Die Stadt wiederum spart dieses Geld denn die muss weniger qualifizierte Polizisten auf die Strasse schicken. Gleichzeitig kann sie durch Stadthelfer aber auch jeden Hundehaufen und jede Zigarettenkippe betrafen lassen. Die Kontrollgesellschaft weitet sich also aus während gleichzeitig ihre Akteure deprofessionalisieren.
Bin ich eigentlich der einzige, der damit ein riesen Problem hat..?
da geht es nicht um präventivmaßnahmen, sondern um pure abzockerei.
interessant ist doch, dass in vielen städten einnahmen aus solchen vorgehensweisen schon fest im etat mit eingeplant sind.
Zumal ich für das Knöllchenschreiben, das der abgebildete "Stadthelfer" - ja, das Wort ist schon merkwürdig - eher Politessen kenne, die auch angelernte, nicht langjährig ausgebildete, Kräfte sind. Auch bei der Fahrscheinkontrolle in der U- oder S-Bahn habe ich noch nie einen Polizisten erlebt.
Insofern sehe ich hier weder den Polizisten-Einspareffekt, noch unbedingt eine Deprofessionalisierung.
Die Änderungen gegenüber Früher erschöpfen sich wohl eher in der Kippen- und Haufenkontrolle, die es vorher nicht gab und den neuen Jacken mit komischer Aufschrift, die nicht mehr so nach Bahnhofsvorsteheroberinspektor mit Mütze aussehen.
Ich frage mich wann auch noch die Aufschrift auf ihrem Rücken endgültig verschwindet, so dass man keine Chance mehr hat diese Blockwärte wider willen zu erkennen.
Ich fänds übrigens nicht schlecht, auf das Zitieren von Nazi-Jargon zu verzichten. Diese Vergleiche, die meist mehr als nur hinken, stossen mir bei vielen Gelegenheiten in öffentlichen Diskussionen auf. Dadurch wird, ungewollt, der Nationalsozialismus verniedlicht. Und das wäre wirklich fatal.

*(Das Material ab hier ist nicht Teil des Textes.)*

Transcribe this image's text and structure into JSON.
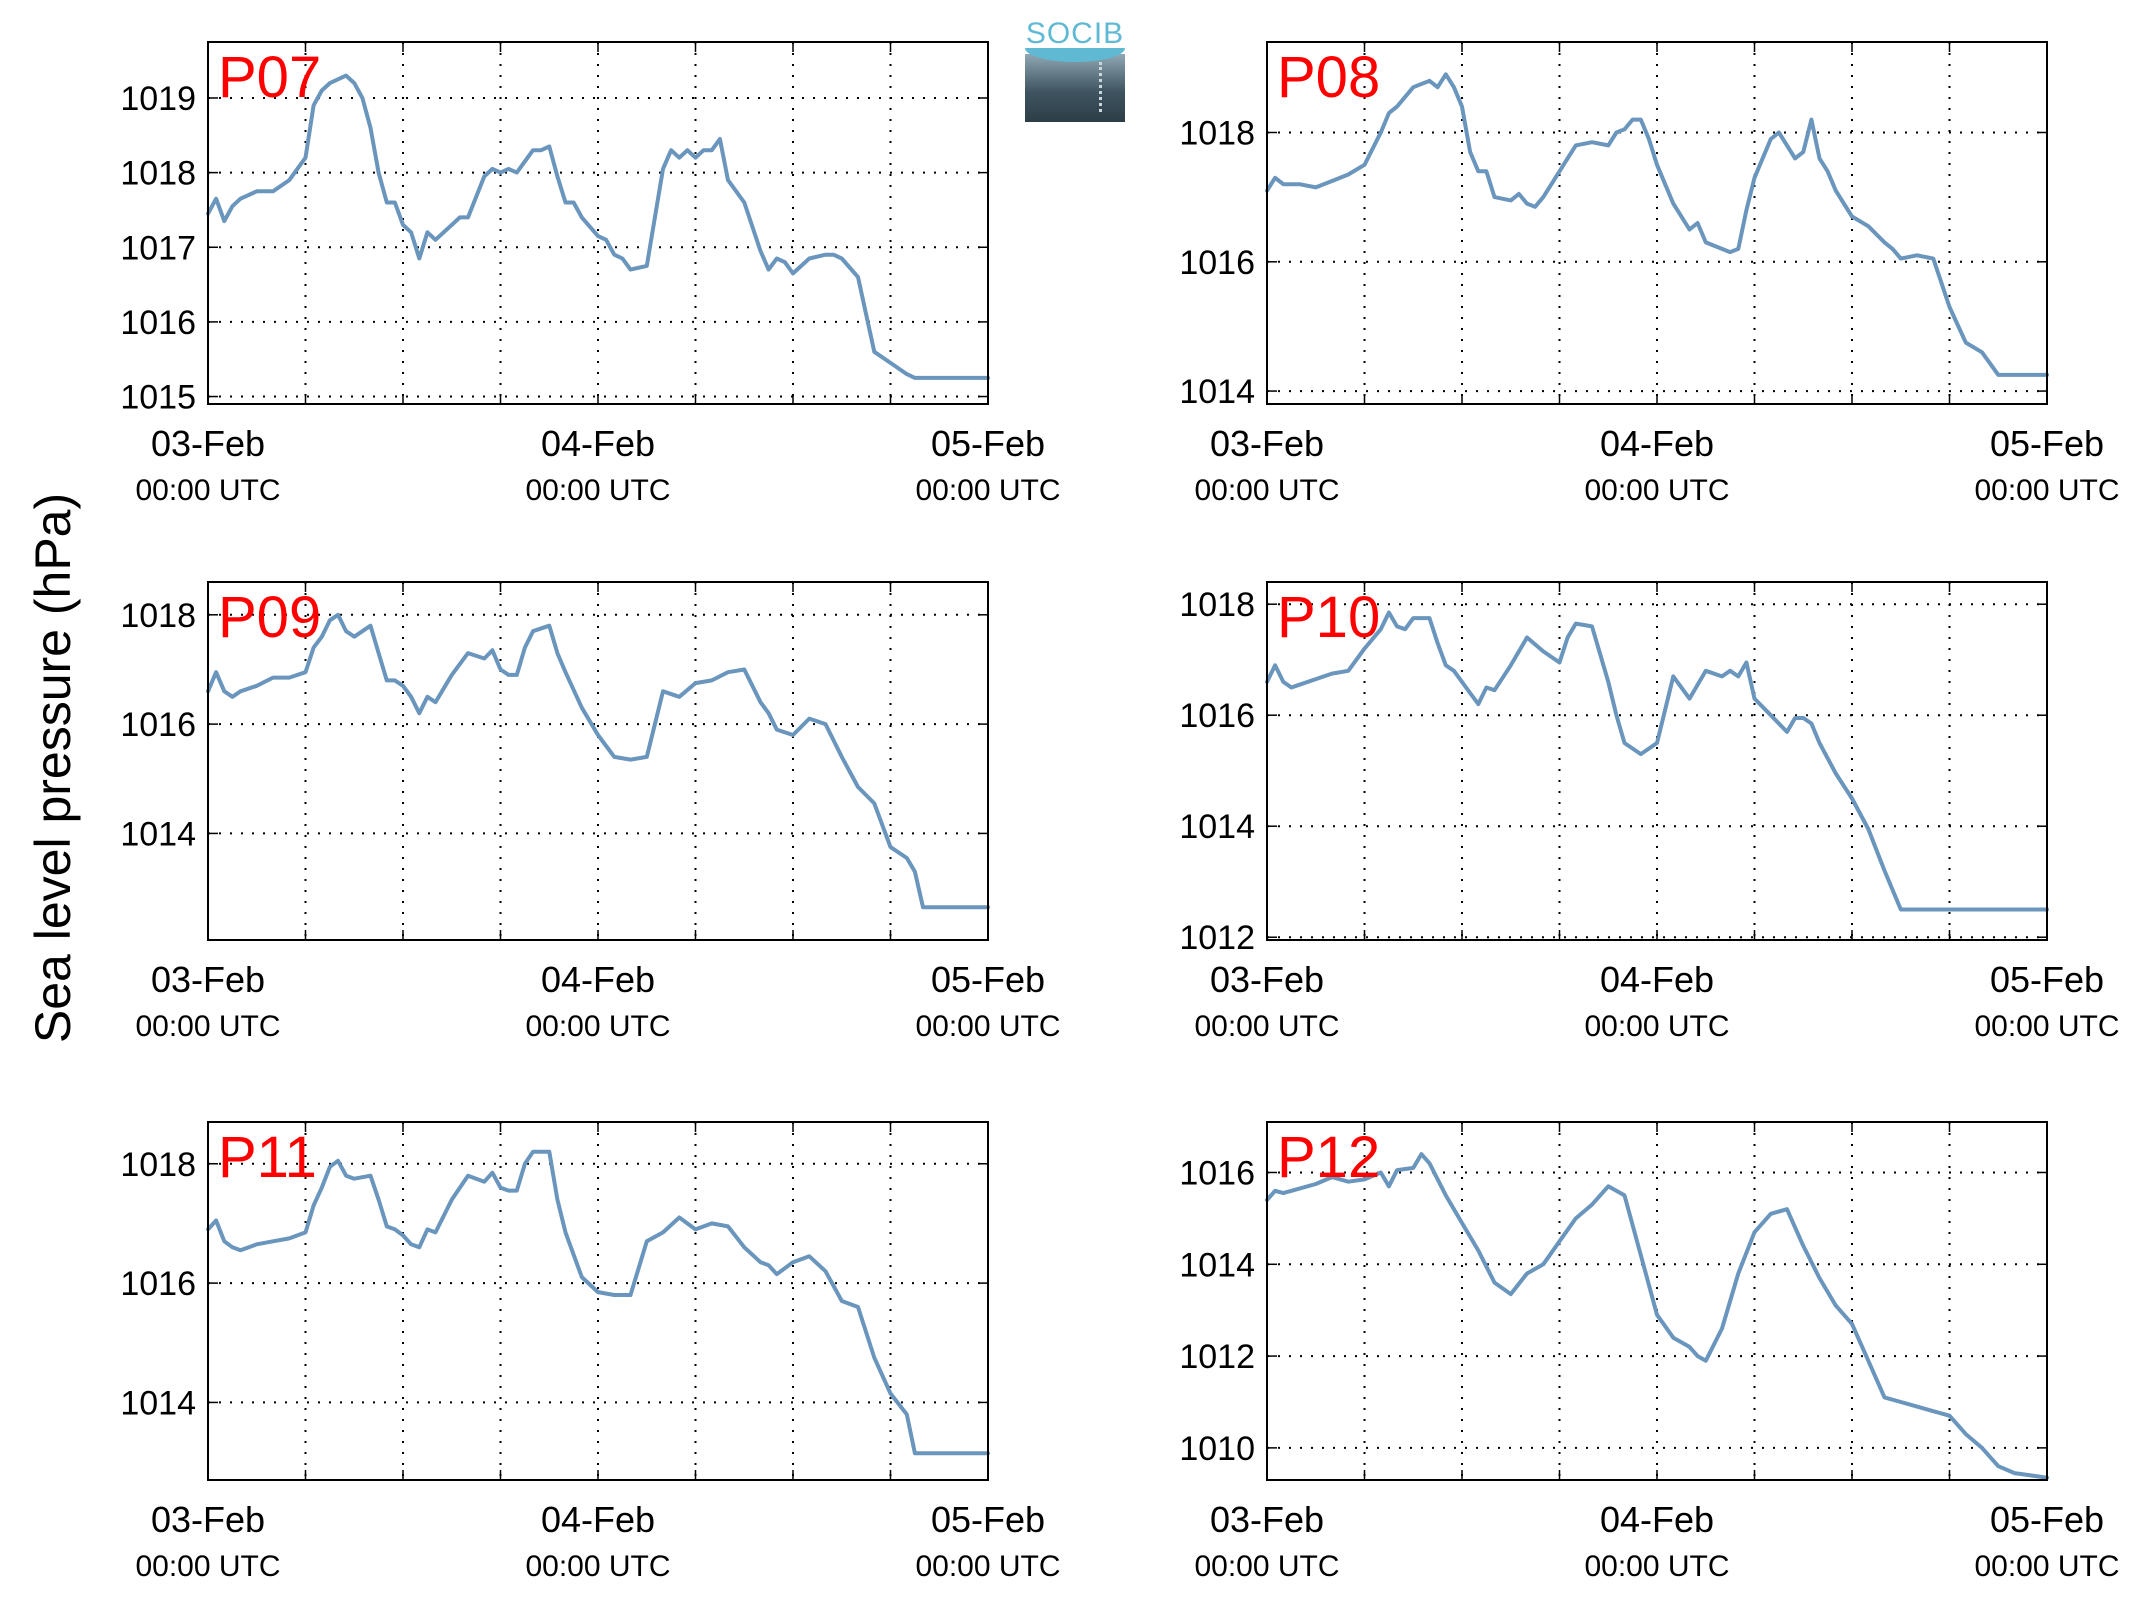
{
  "figure": {
    "ylabel": "Sea level pressure (hPa)",
    "line_color": "#6a95bc",
    "title_color": "#ff0000",
    "logo_text": "SOCIB"
  },
  "chart_data": [
    {
      "type": "line",
      "title": "P07",
      "x_tick_labels": [
        [
          "03-Feb",
          "00:00 UTC"
        ],
        [
          "04-Feb",
          "00:00 UTC"
        ],
        [
          "05-Feb",
          "00:00 UTC"
        ]
      ],
      "x_range_hours": [
        0,
        48
      ],
      "ylim": [
        1014.9,
        1019.75
      ],
      "yticks": [
        1015,
        1016,
        1017,
        1018,
        1019
      ],
      "grid": true,
      "x_hours": [
        0,
        0.5,
        1,
        1.5,
        2,
        3,
        4,
        5,
        6,
        6.5,
        7,
        7.5,
        8,
        8.5,
        9,
        9.5,
        10,
        10.5,
        11,
        11.5,
        12,
        12.5,
        13,
        13.5,
        14,
        15,
        15.5,
        16,
        17,
        17.5,
        18,
        18.5,
        19,
        20,
        20.5,
        21,
        21.5,
        22,
        22.5,
        23,
        24,
        24.5,
        25,
        25.5,
        26,
        27,
        28,
        28.5,
        29,
        29.5,
        30,
        30.5,
        31,
        31.5,
        32,
        33,
        34,
        34.5,
        35,
        35.5,
        36,
        37,
        38,
        38.5,
        39,
        40,
        41,
        42,
        43,
        43.5,
        44,
        44.5,
        45,
        45.5,
        46,
        47,
        48
      ],
      "values": [
        1017.45,
        1017.65,
        1017.35,
        1017.55,
        1017.65,
        1017.75,
        1017.75,
        1017.9,
        1018.2,
        1018.9,
        1019.1,
        1019.2,
        1019.25,
        1019.3,
        1019.2,
        1019.0,
        1018.6,
        1018.0,
        1017.6,
        1017.6,
        1017.3,
        1017.2,
        1016.85,
        1017.2,
        1017.1,
        1017.3,
        1017.4,
        1017.4,
        1017.95,
        1018.05,
        1018.0,
        1018.05,
        1018.0,
        1018.3,
        1018.3,
        1018.35,
        1017.95,
        1017.6,
        1017.6,
        1017.4,
        1017.15,
        1017.1,
        1016.9,
        1016.85,
        1016.7,
        1016.75,
        1018.05,
        1018.3,
        1018.2,
        1018.3,
        1018.2,
        1018.3,
        1018.3,
        1018.45,
        1017.9,
        1017.6,
        1016.95,
        1016.7,
        1016.85,
        1016.8,
        1016.65,
        1016.85,
        1016.9,
        1016.9,
        1016.85,
        1016.6,
        1015.6,
        1015.45,
        1015.3,
        1015.25,
        1015.25,
        1015.25,
        1015.25,
        1015.25,
        1015.25,
        1015.25,
        1015.25
      ]
    },
    {
      "type": "line",
      "title": "P08",
      "x_tick_labels": [
        [
          "03-Feb",
          "00:00 UTC"
        ],
        [
          "04-Feb",
          "00:00 UTC"
        ],
        [
          "05-Feb",
          "00:00 UTC"
        ]
      ],
      "x_range_hours": [
        0,
        48
      ],
      "ylim": [
        1013.8,
        1019.4
      ],
      "yticks": [
        1014,
        1016,
        1018
      ],
      "grid": true,
      "x_hours": [
        0,
        0.5,
        1,
        2,
        3,
        4,
        5,
        6,
        7,
        7.5,
        8,
        9,
        10,
        10.5,
        11,
        11.5,
        12,
        12.5,
        13,
        13.5,
        14,
        15,
        15.5,
        16,
        16.5,
        17,
        18,
        18.5,
        19,
        20,
        21,
        21.5,
        22,
        22.5,
        23,
        23.5,
        24,
        25,
        26,
        26.5,
        27,
        28,
        28.5,
        29,
        29.5,
        30,
        31,
        31.5,
        32,
        32.5,
        33,
        33.5,
        34,
        34.5,
        35,
        36,
        37,
        38,
        38.5,
        39,
        40,
        41,
        42,
        43,
        44,
        45,
        45.5,
        46,
        46.5,
        47,
        48
      ],
      "values": [
        1017.1,
        1017.3,
        1017.2,
        1017.2,
        1017.15,
        1017.25,
        1017.35,
        1017.5,
        1018.0,
        1018.3,
        1018.4,
        1018.7,
        1018.8,
        1018.7,
        1018.9,
        1018.7,
        1018.4,
        1017.7,
        1017.4,
        1017.4,
        1017.0,
        1016.95,
        1017.05,
        1016.9,
        1016.85,
        1017.0,
        1017.4,
        1017.6,
        1017.8,
        1017.85,
        1017.8,
        1018.0,
        1018.05,
        1018.2,
        1018.2,
        1017.9,
        1017.5,
        1016.9,
        1016.5,
        1016.6,
        1016.3,
        1016.2,
        1016.15,
        1016.2,
        1016.8,
        1017.3,
        1017.9,
        1018.0,
        1017.8,
        1017.6,
        1017.7,
        1018.2,
        1017.6,
        1017.4,
        1017.1,
        1016.7,
        1016.55,
        1016.3,
        1016.2,
        1016.05,
        1016.1,
        1016.05,
        1015.3,
        1014.75,
        1014.6,
        1014.25,
        1014.25,
        1014.25,
        1014.25,
        1014.25,
        1014.25
      ]
    },
    {
      "type": "line",
      "title": "P09",
      "x_tick_labels": [
        [
          "03-Feb",
          "00:00 UTC"
        ],
        [
          "04-Feb",
          "00:00 UTC"
        ],
        [
          "05-Feb",
          "00:00 UTC"
        ]
      ],
      "x_range_hours": [
        0,
        48
      ],
      "ylim": [
        1012.05,
        1018.6
      ],
      "yticks": [
        1014,
        1016,
        1018
      ],
      "grid": true,
      "x_hours": [
        0,
        0.5,
        1,
        1.5,
        2,
        3,
        4,
        5,
        6,
        6.5,
        7,
        7.5,
        8,
        8.5,
        9,
        10,
        10.5,
        11,
        11.5,
        12,
        12.5,
        13,
        13.5,
        14,
        15,
        16,
        17,
        17.5,
        18,
        18.5,
        19,
        19.5,
        20,
        21,
        21.5,
        22,
        23,
        24,
        25,
        26,
        27,
        28,
        29,
        30,
        31,
        32,
        33,
        34,
        34.5,
        35,
        36,
        37,
        38,
        39,
        40,
        41,
        42,
        43,
        43.5,
        44,
        44.5,
        45,
        45.5,
        46,
        46.5,
        47,
        48
      ],
      "values": [
        1016.6,
        1016.95,
        1016.6,
        1016.5,
        1016.6,
        1016.7,
        1016.85,
        1016.85,
        1016.95,
        1017.4,
        1017.6,
        1017.9,
        1018.0,
        1017.7,
        1017.6,
        1017.8,
        1017.3,
        1016.8,
        1016.8,
        1016.7,
        1016.5,
        1016.2,
        1016.5,
        1016.4,
        1016.9,
        1017.3,
        1017.2,
        1017.35,
        1017.0,
        1016.9,
        1016.9,
        1017.4,
        1017.7,
        1017.8,
        1017.3,
        1016.95,
        1016.3,
        1015.8,
        1015.4,
        1015.35,
        1015.4,
        1016.6,
        1016.5,
        1016.75,
        1016.8,
        1016.95,
        1017.0,
        1016.4,
        1016.2,
        1015.9,
        1015.8,
        1016.1,
        1016.0,
        1015.4,
        1014.85,
        1014.55,
        1013.75,
        1013.55,
        1013.3,
        1012.65,
        1012.65,
        1012.65,
        1012.65,
        1012.65,
        1012.65,
        1012.65,
        1012.65
      ]
    },
    {
      "type": "line",
      "title": "P10",
      "x_tick_labels": [
        [
          "03-Feb",
          "00:00 UTC"
        ],
        [
          "04-Feb",
          "00:00 UTC"
        ],
        [
          "05-Feb",
          "00:00 UTC"
        ]
      ],
      "x_range_hours": [
        0,
        48
      ],
      "ylim": [
        1011.95,
        1018.4
      ],
      "yticks": [
        1012,
        1014,
        1016,
        1018
      ],
      "grid": true,
      "x_hours": [
        0,
        0.5,
        1,
        1.5,
        2,
        3,
        4,
        5,
        6,
        7,
        7.5,
        8,
        8.5,
        9,
        10,
        10.5,
        11,
        11.5,
        12,
        12.5,
        13,
        13.5,
        14,
        15,
        16,
        17,
        18,
        18.5,
        19,
        20,
        21,
        21.5,
        22,
        23,
        24,
        25,
        26,
        27,
        28,
        28.5,
        29,
        29.5,
        30,
        31,
        32,
        32.5,
        33,
        33.5,
        34,
        35,
        36,
        37,
        38,
        39,
        40,
        41,
        42,
        43,
        43.5,
        44,
        44.5,
        45,
        45.5,
        46,
        46.5,
        47,
        48
      ],
      "values": [
        1016.6,
        1016.9,
        1016.6,
        1016.5,
        1016.55,
        1016.65,
        1016.75,
        1016.8,
        1017.2,
        1017.55,
        1017.85,
        1017.6,
        1017.55,
        1017.75,
        1017.75,
        1017.3,
        1016.9,
        1016.8,
        1016.6,
        1016.4,
        1016.2,
        1016.5,
        1016.45,
        1016.9,
        1017.4,
        1017.15,
        1016.95,
        1017.4,
        1017.65,
        1017.6,
        1016.6,
        1016.0,
        1015.5,
        1015.3,
        1015.5,
        1016.7,
        1016.3,
        1016.8,
        1016.7,
        1016.8,
        1016.7,
        1016.95,
        1016.3,
        1016.0,
        1015.7,
        1015.95,
        1015.95,
        1015.85,
        1015.5,
        1014.95,
        1014.5,
        1013.95,
        1013.2,
        1012.5,
        1012.5,
        1012.5,
        1012.5,
        1012.5,
        1012.5,
        1012.5,
        1012.5,
        1012.5,
        1012.5,
        1012.5,
        1012.5,
        1012.5,
        1012.5
      ]
    },
    {
      "type": "line",
      "title": "P11",
      "x_tick_labels": [
        [
          "03-Feb",
          "00:00 UTC"
        ],
        [
          "04-Feb",
          "00:00 UTC"
        ],
        [
          "05-Feb",
          "00:00 UTC"
        ]
      ],
      "x_range_hours": [
        0,
        48
      ],
      "ylim": [
        1012.7,
        1018.7
      ],
      "yticks": [
        1014,
        1016,
        1018
      ],
      "grid": true,
      "x_hours": [
        0,
        0.5,
        1,
        1.5,
        2,
        3,
        4,
        5,
        6,
        6.5,
        7,
        7.5,
        8,
        8.5,
        9,
        10,
        10.5,
        11,
        11.5,
        12,
        12.5,
        13,
        13.5,
        14,
        15,
        16,
        17,
        17.5,
        18,
        18.5,
        19,
        19.5,
        20,
        21,
        21.5,
        22,
        23,
        24,
        25,
        26,
        27,
        28,
        29,
        30,
        31,
        32,
        33,
        34,
        34.5,
        35,
        36,
        37,
        38,
        39,
        40,
        41,
        42,
        43,
        43.5,
        44,
        44.5,
        45,
        45.5,
        46,
        46.5,
        47,
        48
      ],
      "values": [
        1016.9,
        1017.05,
        1016.7,
        1016.6,
        1016.55,
        1016.65,
        1016.7,
        1016.75,
        1016.85,
        1017.3,
        1017.6,
        1017.95,
        1018.05,
        1017.8,
        1017.75,
        1017.8,
        1017.4,
        1016.95,
        1016.9,
        1016.8,
        1016.65,
        1016.6,
        1016.9,
        1016.85,
        1017.4,
        1017.8,
        1017.7,
        1017.85,
        1017.6,
        1017.55,
        1017.55,
        1018.0,
        1018.2,
        1018.2,
        1017.4,
        1016.85,
        1016.1,
        1015.85,
        1015.8,
        1015.8,
        1016.7,
        1016.85,
        1017.1,
        1016.9,
        1017.0,
        1016.95,
        1016.6,
        1016.35,
        1016.3,
        1016.15,
        1016.35,
        1016.45,
        1016.2,
        1015.7,
        1015.6,
        1014.75,
        1014.15,
        1013.8,
        1013.15,
        1013.15,
        1013.15,
        1013.15,
        1013.15,
        1013.15,
        1013.15,
        1013.15,
        1013.15
      ]
    },
    {
      "type": "line",
      "title": "P12",
      "x_tick_labels": [
        [
          "03-Feb",
          "00:00 UTC"
        ],
        [
          "04-Feb",
          "00:00 UTC"
        ],
        [
          "05-Feb",
          "00:00 UTC"
        ]
      ],
      "x_range_hours": [
        0,
        48
      ],
      "ylim": [
        1009.3,
        1017.1
      ],
      "yticks": [
        1010,
        1012,
        1014,
        1016
      ],
      "grid": true,
      "x_hours": [
        0,
        0.5,
        1,
        2,
        3,
        4,
        5,
        6,
        7,
        7.5,
        8,
        9,
        9.5,
        10,
        11,
        12,
        13,
        14,
        15,
        16,
        17,
        18,
        19,
        20,
        21,
        22,
        23,
        24,
        25,
        26,
        26.5,
        27,
        28,
        29,
        30,
        31,
        32,
        33,
        34,
        35,
        36,
        37,
        38,
        39,
        40,
        41,
        42,
        43,
        44,
        45,
        46,
        47,
        48
      ],
      "values": [
        1015.4,
        1015.6,
        1015.55,
        1015.65,
        1015.75,
        1015.9,
        1015.8,
        1015.85,
        1016.0,
        1015.7,
        1016.05,
        1016.1,
        1016.4,
        1016.2,
        1015.5,
        1014.9,
        1014.3,
        1013.6,
        1013.35,
        1013.8,
        1014.0,
        1014.5,
        1015.0,
        1015.3,
        1015.7,
        1015.5,
        1014.2,
        1012.9,
        1012.4,
        1012.2,
        1012.0,
        1011.9,
        1012.6,
        1013.8,
        1014.7,
        1015.1,
        1015.2,
        1014.4,
        1013.7,
        1013.1,
        1012.7,
        1011.9,
        1011.1,
        1011.0,
        1010.9,
        1010.8,
        1010.7,
        1010.3,
        1010.0,
        1009.6,
        1009.45,
        1009.4,
        1009.35
      ]
    }
  ]
}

Worüber denn informieren? Die Qualität Deiner "Argumente" lässt keinen Anlass dafür erkennen.
Zugangsvoraussetzungen:
Gewünscht werden tolerante Mitarbeiterinnen und Mitarbeiter unterschiedlicher Nationalität, um auch dem interkulturellen Zusammenleben Rechnung tragen zu können, die älter als 25 Jahre sind. Die persönliche Eignung (aktuelles Polizeiliches Führungszeugnis) und eine abgeschlossene Berufsausbildung sollten vorliegen
hätt’ von Kröte gern was zum Stadthelfer–dasein erfahren. Bin durchaus neugierig, wer die sind, was genau die machen (sollen) und worin die sich von den »Hilfs-«polizisten unterscheiden, deren Bezeichnung ich übrigens wirklich peinlich finde.

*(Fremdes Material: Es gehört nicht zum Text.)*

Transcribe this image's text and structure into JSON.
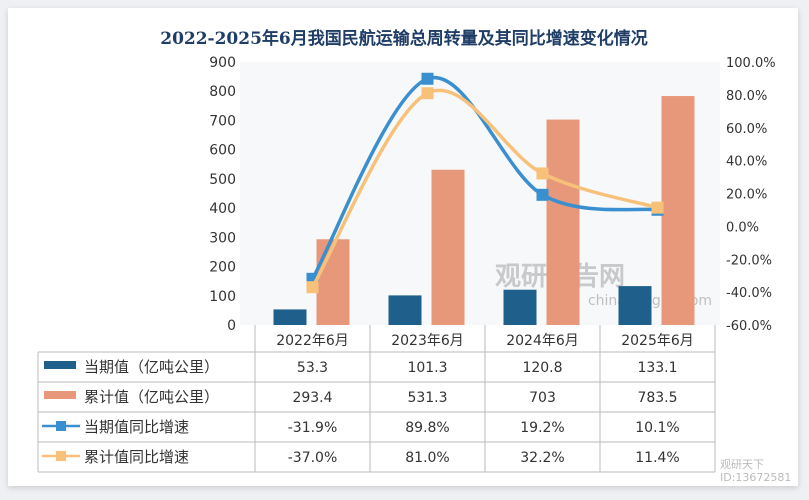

Falls Kröte hier noch mitliest: die leicht voreingenommene Stimmung Deinen Bekannten gegenüber, rührt von einer ganzen Anzahl von schlechten Erfahrungen mit eben diesen her. Bei den Gelegenheiten, als ich mit den »Helfern« zu tun hatte, haben sich diese durch einen ausgesucht rüden Ton, verbale Beleidigungen und völlig unmotivierte Agression ausgezeichnet. Vielleicht kann mir Kröte dazu ja mal was erhellendes sagen?
Mal was anderes; bin beeindruckt, das kröte ’ne URL mit Umlaut hat!